The Way Ahead for Avoiding Redundancy and Reclaiming the Offensive

The expeditionary advanced base operations concept makes the Marine Corps a second land army and fails to optimize the military for a conflict with China in the Pacific. Alternatively, the expeditionary advanced maritime operations concept would position the Marine Corps as an asymmetrically mobile force uniquely adapted for seaborne operations. This, in turn, would force China to adapt its concepts and force structure in response, placing it into a defensive and reactive posture that would allow the United States to dictate the course of events. The Marine Corps should accelerate experimentation with various small boats equipped with diverse sensors and weapons systems and should wargame concepts that weave these capabilities together to generate combined-arms effects that paralyze China’s navy. The platforms and most of the weapons systems required to make this concept a reality already exist, and makeshift motherships and boats with capabilities like anti-ship missiles could be obtained by 2025.

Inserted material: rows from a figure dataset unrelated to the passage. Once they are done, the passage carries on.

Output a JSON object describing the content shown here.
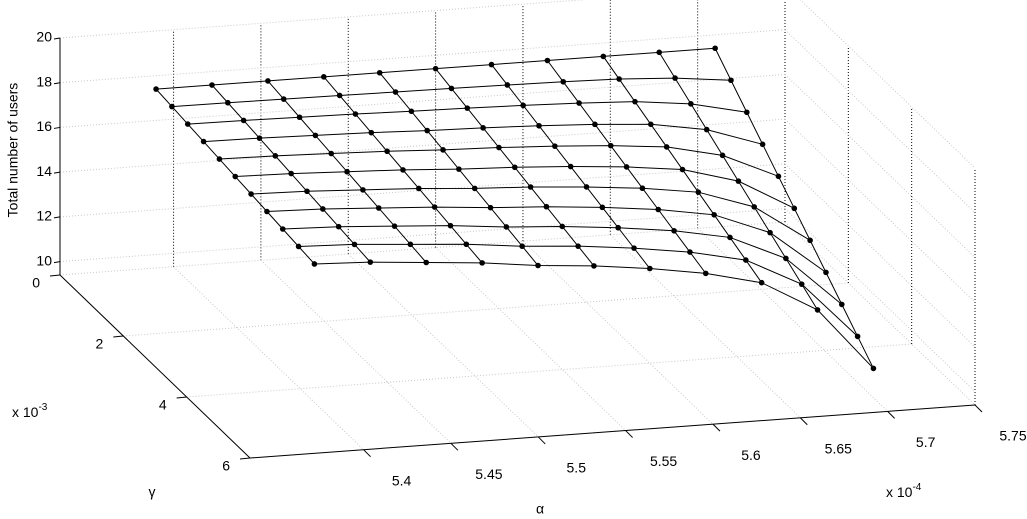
{
  "chart_data": {
    "type": "mesh3d",
    "zlabel": "Total number of users",
    "xlabel": "α",
    "ylabel": "γ",
    "x_scale": {
      "text": "x 10",
      "exponent": "-4"
    },
    "y_scale": {
      "text": "x 10",
      "exponent": "-3"
    },
    "color": "#000000",
    "grid": true,
    "x": [
      5.39,
      5.422,
      5.454,
      5.486,
      5.518,
      5.55,
      5.582,
      5.614,
      5.646,
      5.678,
      5.71
    ],
    "y": [
      0,
      0.5,
      1,
      1.5,
      2,
      2.5,
      3,
      3.5,
      4,
      4.5,
      5
    ],
    "z": [
      [
        17.4,
        17.4,
        17.4,
        17.4,
        17.4,
        17.4,
        17.4,
        17.4,
        17.4,
        17.4,
        17.4
      ],
      [
        17.3,
        17.29,
        17.27,
        17.25,
        17.22,
        17.2,
        17.17,
        17.13,
        17.07,
        16.93,
        16.65
      ],
      [
        17.2,
        17.18,
        17.14,
        17.1,
        17.04,
        17.0,
        16.94,
        16.86,
        16.74,
        16.46,
        15.9
      ],
      [
        17.1,
        17.07,
        17.01,
        16.95,
        16.86,
        16.8,
        16.71,
        16.59,
        16.41,
        15.99,
        15.15
      ],
      [
        17.0,
        16.96,
        16.88,
        16.8,
        16.68,
        16.6,
        16.48,
        16.32,
        16.08,
        15.52,
        14.4
      ],
      [
        16.9,
        16.85,
        16.75,
        16.65,
        16.5,
        16.4,
        16.25,
        16.05,
        15.75,
        15.05,
        13.65
      ],
      [
        16.8,
        16.74,
        16.62,
        16.5,
        16.32,
        16.2,
        16.02,
        15.78,
        15.42,
        14.58,
        12.9
      ],
      [
        16.7,
        16.63,
        16.49,
        16.35,
        16.14,
        16.0,
        15.79,
        15.51,
        15.09,
        14.11,
        12.15
      ],
      [
        16.6,
        16.52,
        16.36,
        16.2,
        15.96,
        15.8,
        15.56,
        15.24,
        14.76,
        13.64,
        11.4
      ],
      [
        16.5,
        16.41,
        16.23,
        16.05,
        15.78,
        15.6,
        15.33,
        14.97,
        14.43,
        13.17,
        10.65
      ],
      [
        16.4,
        16.3,
        16.1,
        15.9,
        15.6,
        15.4,
        15.1,
        14.7,
        14.1,
        12.7,
        9.9
      ]
    ],
    "xlim": [
      5.335,
      5.75
    ],
    "ylim": [
      0,
      6
    ],
    "zlim": [
      9.4,
      20
    ],
    "xticks": [
      5.4,
      5.45,
      5.5,
      5.55,
      5.6,
      5.65,
      5.7,
      5.75
    ],
    "yticks": [
      0,
      2,
      4,
      6
    ],
    "zticks": [
      10,
      12,
      14,
      16,
      18,
      20
    ]
  }
}
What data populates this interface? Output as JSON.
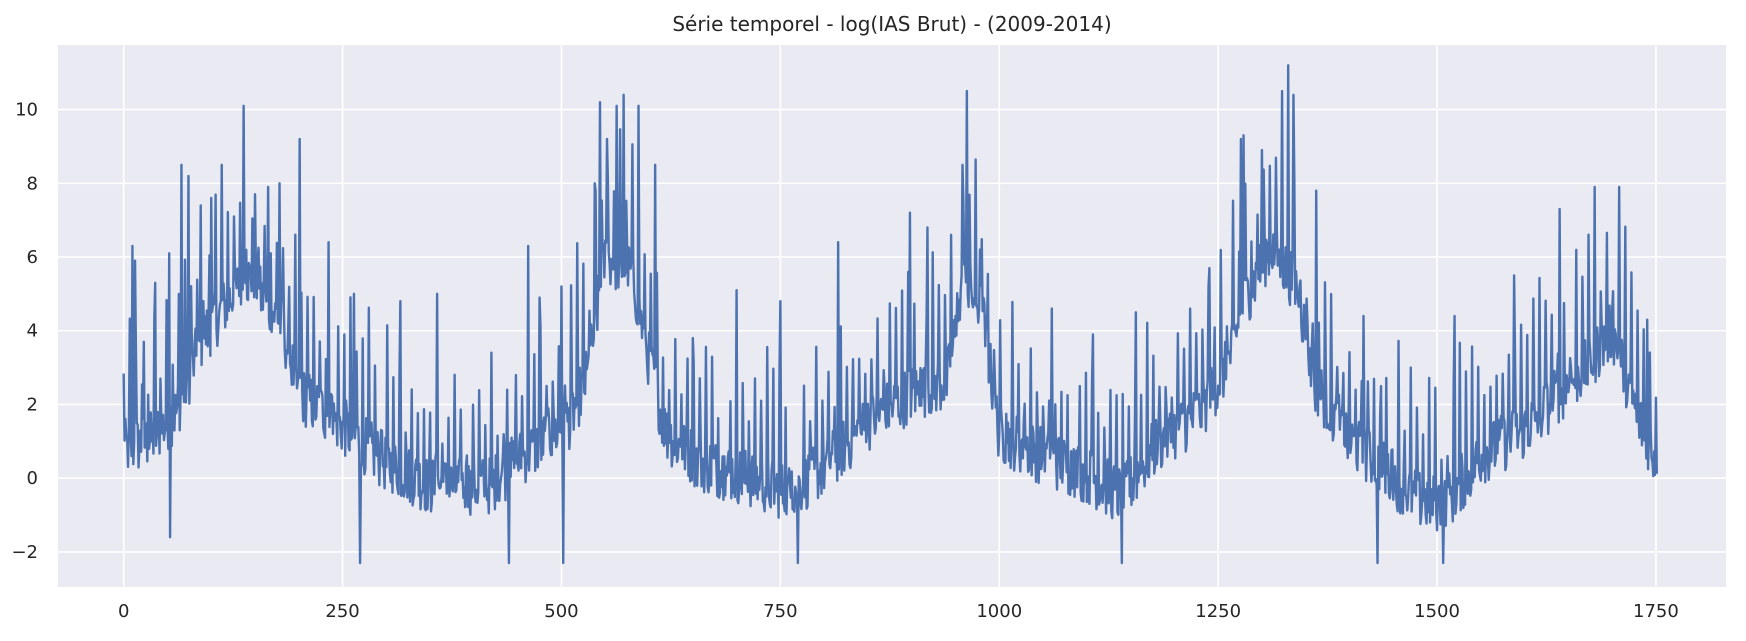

The tactical defense has always been the stronger form of battle — that reality is woven into the very nature of war — but it is by no means dominant and has never been the decisive form of battle. The defense “should be used only so long as weakness compels.” This new concept will enable the Marine Corps to go on the offensive. The service’s legacy and identity is as a force of offensively-oriented shock troops prepared to violently overrun enemy defenses on behalf of the nation. This new concept rediscovers the service’s historical identity in the Pacific. The expeditionary advanced maritime operations concept would be an important step for the Marine Corps — both back to its roots and toward readiness to take the fight to a littoral opponent.

 

 

Maj. Jake Yeager is an intelligence officer currently assigned to I Marine Expeditionary Force. The opinions expressed here are the author’s alone and do not necessarily represent the U.S. Marine Corps or Department of Defense.